According to embodiments of the present invention, program code for carrying out computer programs provided by embodiments of the present invention may be written in any combination of one or more programming languages, and in particular, such computer programs may be implemented in high-level procedural and/or object-oriented programming languages, and/or in assembly/machine languages. Programming languages include, but are not limited to, such as Java, c++, python, "C" or similar programming languages. The program code may execute entirely on the user's computing device, partly on the user's device, partly on a remote computing device, or entirely on the remote computing device or server. In the case of remote computing devices, the remote computing device may be connected to the user computing device through any kind of network, including a Local Area Network (LAN) or a Wide Area Network (WAN), or may be connected to an external computing device (e.g., connected via the Internet using an Internet service provider).
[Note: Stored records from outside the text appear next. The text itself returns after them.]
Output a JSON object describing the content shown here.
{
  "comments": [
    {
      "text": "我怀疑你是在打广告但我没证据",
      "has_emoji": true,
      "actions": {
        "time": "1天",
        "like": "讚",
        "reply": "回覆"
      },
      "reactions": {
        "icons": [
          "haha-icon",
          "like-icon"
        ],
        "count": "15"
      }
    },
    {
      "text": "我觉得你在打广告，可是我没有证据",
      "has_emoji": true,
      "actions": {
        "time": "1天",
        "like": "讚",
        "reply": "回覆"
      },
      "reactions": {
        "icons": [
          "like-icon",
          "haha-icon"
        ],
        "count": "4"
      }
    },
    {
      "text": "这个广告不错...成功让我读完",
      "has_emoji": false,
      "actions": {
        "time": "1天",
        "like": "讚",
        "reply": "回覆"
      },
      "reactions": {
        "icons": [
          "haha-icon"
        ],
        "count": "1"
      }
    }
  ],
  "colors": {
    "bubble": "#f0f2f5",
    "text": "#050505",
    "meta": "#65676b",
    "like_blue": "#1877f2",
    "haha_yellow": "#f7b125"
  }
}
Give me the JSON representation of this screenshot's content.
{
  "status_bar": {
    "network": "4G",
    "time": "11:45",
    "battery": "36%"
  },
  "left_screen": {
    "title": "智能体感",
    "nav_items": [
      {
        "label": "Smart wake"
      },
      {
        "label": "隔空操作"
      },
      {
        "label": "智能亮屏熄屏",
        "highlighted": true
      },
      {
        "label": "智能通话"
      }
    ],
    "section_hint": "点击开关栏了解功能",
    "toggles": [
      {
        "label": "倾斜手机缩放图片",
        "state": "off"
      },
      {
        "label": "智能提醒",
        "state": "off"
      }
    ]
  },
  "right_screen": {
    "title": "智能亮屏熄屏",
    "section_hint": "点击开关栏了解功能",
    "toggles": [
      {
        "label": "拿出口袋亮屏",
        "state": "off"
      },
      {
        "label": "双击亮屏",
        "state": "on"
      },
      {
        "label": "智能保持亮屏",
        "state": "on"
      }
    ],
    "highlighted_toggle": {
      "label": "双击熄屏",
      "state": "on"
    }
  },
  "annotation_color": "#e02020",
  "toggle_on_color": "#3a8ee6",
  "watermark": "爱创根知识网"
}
The flowcharts and block diagrams in the figures illustrate the architecture, functionality, and operation of possible implementations of systems, methods and computer program products according to various embodiments of the present invention. In this regard, each block in the flowchart or block diagrams may represent a module, segment, or portion of code, which comprises one or more executable instructions for implementing the specified logical function(s). It should also be noted that, in some alternative implementations, the functions noted in the block may occur out of the order noted in the figures. For example, two blocks shown in succession may, in fact, be executed substantially concurrently, or the blocks may sometimes be executed in the reverse order, depending upon the functionality involved. It will also be noted that each block of the block diagrams or flowchart illustration, and combinations of blocks in the block diagrams or flowchart illustration, can be implemented by special purpose hardware-based systems which perform the specified functions or acts, or combinations of special purpose hardware and computer instructions.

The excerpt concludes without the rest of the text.